Terbaru adalah deklarasi Anies Capres 2024 oleh Partai Nasdem dan safari politiknya ke Partai Demokrat.
Dikatakan Eggi soal kekecewaan yang ia alami. Secara persepsi keimanan itu melihat dari suatu fakta, contoh kasus ada anak diperkosa di Tj Priok. Yang memperkosa itu umur dibawah 17 tahun dan Eggi sudah mengajukan di Pengadilan. Namun, karena tempat tinggal masing-masing orang tua nya masih disitu maka cek cok terus.
“Saya minta ke staffnya karena orang ini tidak mampu agar di pindahkan supaya dikasih kenyamanan. Sampek sekarang tidak ada respon,” terangnya.
Kedua, lanjut dia, para nelayan Tj Priok tentang koperasi, untuk rumahnya sampai hari ini belum dimiliki. “Saya ajukan untuk ketemu juga tidak direspon,” sambungnya.
Selanjutnya, kata dia, soal kasus tanah di Pesanggrahan itu Daerah Jakbar kurang lebih 1 ha 100 meter itu belum dibayar.
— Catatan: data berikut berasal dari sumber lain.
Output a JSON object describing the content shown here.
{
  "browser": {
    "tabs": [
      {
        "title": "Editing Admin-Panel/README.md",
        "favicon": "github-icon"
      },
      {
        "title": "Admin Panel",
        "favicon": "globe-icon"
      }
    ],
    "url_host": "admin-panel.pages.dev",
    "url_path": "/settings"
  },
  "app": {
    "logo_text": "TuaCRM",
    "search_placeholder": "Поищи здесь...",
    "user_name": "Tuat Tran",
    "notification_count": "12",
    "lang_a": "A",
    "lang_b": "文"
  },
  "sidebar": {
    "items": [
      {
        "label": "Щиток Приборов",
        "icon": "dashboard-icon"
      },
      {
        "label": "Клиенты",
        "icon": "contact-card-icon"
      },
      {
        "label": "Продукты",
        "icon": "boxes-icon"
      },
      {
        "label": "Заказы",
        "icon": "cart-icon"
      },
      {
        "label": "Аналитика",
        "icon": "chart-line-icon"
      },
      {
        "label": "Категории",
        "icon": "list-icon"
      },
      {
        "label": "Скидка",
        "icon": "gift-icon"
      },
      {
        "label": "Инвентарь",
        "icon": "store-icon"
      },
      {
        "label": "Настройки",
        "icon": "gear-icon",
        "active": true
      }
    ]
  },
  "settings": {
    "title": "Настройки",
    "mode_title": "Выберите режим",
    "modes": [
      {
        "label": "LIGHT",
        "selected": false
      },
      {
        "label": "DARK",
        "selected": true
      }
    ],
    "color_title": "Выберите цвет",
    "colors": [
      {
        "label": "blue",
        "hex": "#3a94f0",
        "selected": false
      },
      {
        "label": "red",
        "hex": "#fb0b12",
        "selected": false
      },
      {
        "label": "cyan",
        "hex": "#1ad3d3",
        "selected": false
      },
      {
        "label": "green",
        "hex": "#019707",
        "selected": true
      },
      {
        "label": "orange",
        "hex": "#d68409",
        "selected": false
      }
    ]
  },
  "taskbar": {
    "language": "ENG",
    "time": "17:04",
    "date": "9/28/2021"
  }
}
Padahal sudah menjadi codetan kanal ke sungainya menjadi ke laut sehingga tidak ada kebanjiran. Dan awalnya tanahnya itu daratan.
“Kita sudah lima kali tulis surat bahkan somasi dan sudah sangat jelas saya kasih diktum nya 14 hari jika tidak di respon akan kami tindak lanjuti hukum peristiwa nya yang lebih berikut. Misalnya pidana, kita bisa laporin ke Polisi karena ada pasalnya 421 KUHP sebagai pejabat dia membiarkan atau tidak membuat kebijakan yang kondusif itu dipidana 2 tahun 8 bulan. Juga ada pasal 372 penggelapan, dan 374 penggelapan dalam jabatan itu juga menjadi persoalan serius. Kalau ditotal bisa hukumannya 12 tahun. Ini kan harus segera dipenjara kalau begitu tidak boleh tidak segera ditahan,” bebernya.
Eggi mengaku sudah kasih batas waktu, dan 7 orang bantu saya tingkat 2 Habaib dan teman sering bantu Anies tapi tidak direspon sampai hari ini. “Kalau bicara kebijakan ini bukan kecewa tapi kok kenapa sebagai Gubernur kok disfungsional,” lanjutnya.
“Umat Islam yang saya bela merasakan penderitaan ini. Tapi HRS tahu karakternya, tidak suka lihat kedzoliman,” katanya.
“Jika tidak laporan saya tidak ditindaklanjuti maka laporan saya akan berjalan,” pungkasnya.